Kamis, 23 Juni 2011

Si Yatim Jawara Adzan

Si Yatim Jawara Adzan

Aku adalah anak dari seorang penjual mainan. Dewa namaku (bukan nama sebenarnya). Aku tinggal bersama keluargaku di sebuah rumah yang sangat sederhana, berdidinding batu bata dan sebagian anyaman bambu. Alasnya hanya tanah. Rumah itu didirikan di atas tanah pemerintah karena kami tak punya pilihan lain. Tiap hari aku berangkat ke sekolah dengan sepeda. Jarak yang cukup jauh sebenarnya untuk anak seusiaku, apalagi dengan mengayuh sepeda. Tapi aku tidak putus asa. Mungkin aku masih lebih beruntung karena masih bisa sekolah.

Aku terlahir sebagai anak kedua dari empat bersaudara. Kedua adikku masih kecil dan salah satunya masih bayi.
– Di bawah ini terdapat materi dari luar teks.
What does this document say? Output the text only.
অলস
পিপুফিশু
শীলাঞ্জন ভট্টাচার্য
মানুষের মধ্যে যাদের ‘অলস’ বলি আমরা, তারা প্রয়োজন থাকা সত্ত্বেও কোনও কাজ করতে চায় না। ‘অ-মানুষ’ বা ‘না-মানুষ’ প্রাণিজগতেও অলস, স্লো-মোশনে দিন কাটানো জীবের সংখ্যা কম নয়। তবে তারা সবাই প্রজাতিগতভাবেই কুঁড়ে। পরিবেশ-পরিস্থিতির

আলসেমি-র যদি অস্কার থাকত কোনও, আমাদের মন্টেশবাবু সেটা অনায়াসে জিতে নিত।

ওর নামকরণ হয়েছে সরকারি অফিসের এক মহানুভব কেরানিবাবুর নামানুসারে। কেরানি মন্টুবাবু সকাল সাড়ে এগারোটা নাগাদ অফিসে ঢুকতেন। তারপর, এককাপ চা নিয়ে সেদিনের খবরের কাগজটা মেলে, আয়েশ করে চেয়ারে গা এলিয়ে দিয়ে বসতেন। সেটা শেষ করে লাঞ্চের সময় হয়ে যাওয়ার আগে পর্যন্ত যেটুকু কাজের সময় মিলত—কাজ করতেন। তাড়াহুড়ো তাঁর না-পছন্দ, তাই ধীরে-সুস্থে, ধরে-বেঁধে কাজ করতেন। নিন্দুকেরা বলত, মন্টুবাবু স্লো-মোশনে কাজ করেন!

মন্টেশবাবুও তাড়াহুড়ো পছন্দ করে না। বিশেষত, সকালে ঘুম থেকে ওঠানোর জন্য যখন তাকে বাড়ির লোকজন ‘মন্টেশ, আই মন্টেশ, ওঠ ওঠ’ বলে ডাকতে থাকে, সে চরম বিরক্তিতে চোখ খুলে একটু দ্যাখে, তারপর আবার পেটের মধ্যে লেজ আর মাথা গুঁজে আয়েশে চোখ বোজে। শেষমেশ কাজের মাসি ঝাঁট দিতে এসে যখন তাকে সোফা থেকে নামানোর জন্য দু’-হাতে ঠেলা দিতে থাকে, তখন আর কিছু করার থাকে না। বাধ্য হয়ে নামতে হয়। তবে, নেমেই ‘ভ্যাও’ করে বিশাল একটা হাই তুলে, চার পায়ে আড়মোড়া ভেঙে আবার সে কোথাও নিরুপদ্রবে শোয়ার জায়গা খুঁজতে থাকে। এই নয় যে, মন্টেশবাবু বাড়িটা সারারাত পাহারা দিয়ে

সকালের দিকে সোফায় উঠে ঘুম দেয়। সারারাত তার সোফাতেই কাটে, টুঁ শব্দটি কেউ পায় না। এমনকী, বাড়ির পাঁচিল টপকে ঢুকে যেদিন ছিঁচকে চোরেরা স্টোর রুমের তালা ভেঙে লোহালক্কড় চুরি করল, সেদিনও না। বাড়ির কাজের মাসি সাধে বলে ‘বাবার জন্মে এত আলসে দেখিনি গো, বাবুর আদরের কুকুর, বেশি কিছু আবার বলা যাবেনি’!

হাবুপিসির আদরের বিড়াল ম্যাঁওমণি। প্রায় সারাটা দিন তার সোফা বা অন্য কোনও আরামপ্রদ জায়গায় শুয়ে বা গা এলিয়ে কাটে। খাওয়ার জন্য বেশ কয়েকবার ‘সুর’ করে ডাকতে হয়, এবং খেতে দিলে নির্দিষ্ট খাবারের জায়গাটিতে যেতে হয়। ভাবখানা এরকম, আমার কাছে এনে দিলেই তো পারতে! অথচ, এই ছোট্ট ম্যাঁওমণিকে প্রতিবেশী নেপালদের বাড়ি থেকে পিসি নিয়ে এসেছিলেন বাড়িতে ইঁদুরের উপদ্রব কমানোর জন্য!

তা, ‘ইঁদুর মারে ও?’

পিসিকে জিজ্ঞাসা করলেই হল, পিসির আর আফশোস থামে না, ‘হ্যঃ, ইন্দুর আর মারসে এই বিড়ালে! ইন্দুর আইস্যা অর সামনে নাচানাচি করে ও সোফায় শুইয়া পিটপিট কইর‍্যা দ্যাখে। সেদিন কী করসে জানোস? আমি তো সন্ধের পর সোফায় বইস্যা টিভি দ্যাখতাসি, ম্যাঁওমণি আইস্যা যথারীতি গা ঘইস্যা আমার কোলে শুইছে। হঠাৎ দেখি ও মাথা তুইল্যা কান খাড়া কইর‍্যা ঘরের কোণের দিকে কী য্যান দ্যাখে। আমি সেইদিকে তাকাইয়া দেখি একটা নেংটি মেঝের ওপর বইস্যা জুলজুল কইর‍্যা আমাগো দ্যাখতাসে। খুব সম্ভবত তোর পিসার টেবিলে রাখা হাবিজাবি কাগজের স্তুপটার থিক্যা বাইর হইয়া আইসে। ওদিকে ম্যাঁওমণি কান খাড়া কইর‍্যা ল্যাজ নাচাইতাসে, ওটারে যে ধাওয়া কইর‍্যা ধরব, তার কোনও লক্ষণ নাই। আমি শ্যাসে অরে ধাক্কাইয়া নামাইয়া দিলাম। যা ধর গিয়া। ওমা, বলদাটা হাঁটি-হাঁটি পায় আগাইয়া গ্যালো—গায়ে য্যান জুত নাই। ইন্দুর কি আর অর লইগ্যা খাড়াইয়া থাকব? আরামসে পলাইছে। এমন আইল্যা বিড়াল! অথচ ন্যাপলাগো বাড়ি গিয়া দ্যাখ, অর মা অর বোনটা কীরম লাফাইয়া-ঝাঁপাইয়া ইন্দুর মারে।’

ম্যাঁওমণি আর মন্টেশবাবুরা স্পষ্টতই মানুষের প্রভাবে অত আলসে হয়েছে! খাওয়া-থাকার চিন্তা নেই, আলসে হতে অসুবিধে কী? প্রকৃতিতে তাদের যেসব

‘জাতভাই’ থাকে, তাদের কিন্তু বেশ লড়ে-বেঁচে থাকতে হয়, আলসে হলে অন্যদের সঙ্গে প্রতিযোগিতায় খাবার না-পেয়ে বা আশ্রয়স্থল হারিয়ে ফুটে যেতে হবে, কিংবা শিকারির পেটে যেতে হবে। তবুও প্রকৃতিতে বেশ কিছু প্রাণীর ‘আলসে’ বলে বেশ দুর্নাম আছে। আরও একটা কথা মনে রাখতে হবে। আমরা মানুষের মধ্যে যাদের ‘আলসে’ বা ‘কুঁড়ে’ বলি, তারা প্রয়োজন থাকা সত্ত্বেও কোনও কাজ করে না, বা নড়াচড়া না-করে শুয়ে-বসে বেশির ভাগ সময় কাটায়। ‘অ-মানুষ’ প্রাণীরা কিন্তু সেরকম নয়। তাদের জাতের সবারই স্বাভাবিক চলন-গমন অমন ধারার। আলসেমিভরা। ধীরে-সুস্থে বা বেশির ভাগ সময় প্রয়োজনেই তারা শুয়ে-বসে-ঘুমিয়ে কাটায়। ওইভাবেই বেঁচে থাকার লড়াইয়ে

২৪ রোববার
Aku dan kakakku sama-sama berada di tingkat akhir sekolah. Aku kelas enam SD dan kakakku kelas sembilan SMP. Kami sudah lama menjadi anak asuh LMI Cabang Madiun. Yah, kami sama-sama bersiap menghadapi Ujian Nasional. Ibuku yang berusia tiga puluh tiga tahun sendirian mengurus kami. Beliau harus pontang-panting sendiri karena ayahku telah meninggal. Ibu tiap hari berdagang keliling menjual mainan demi anak-anaknya. Ibu memang hanya lulusam SMP. Dengan penghasilan tak lebih dari seratus lima puluh ribu perbulan -itupun tak pasti- ibu harus menghidupi empat orang anak, juga membiayai pendidikan dua putra yang hampir lulus sekolah. Aku tahu biaya untuk ujian nasional pasti tidak sedikit.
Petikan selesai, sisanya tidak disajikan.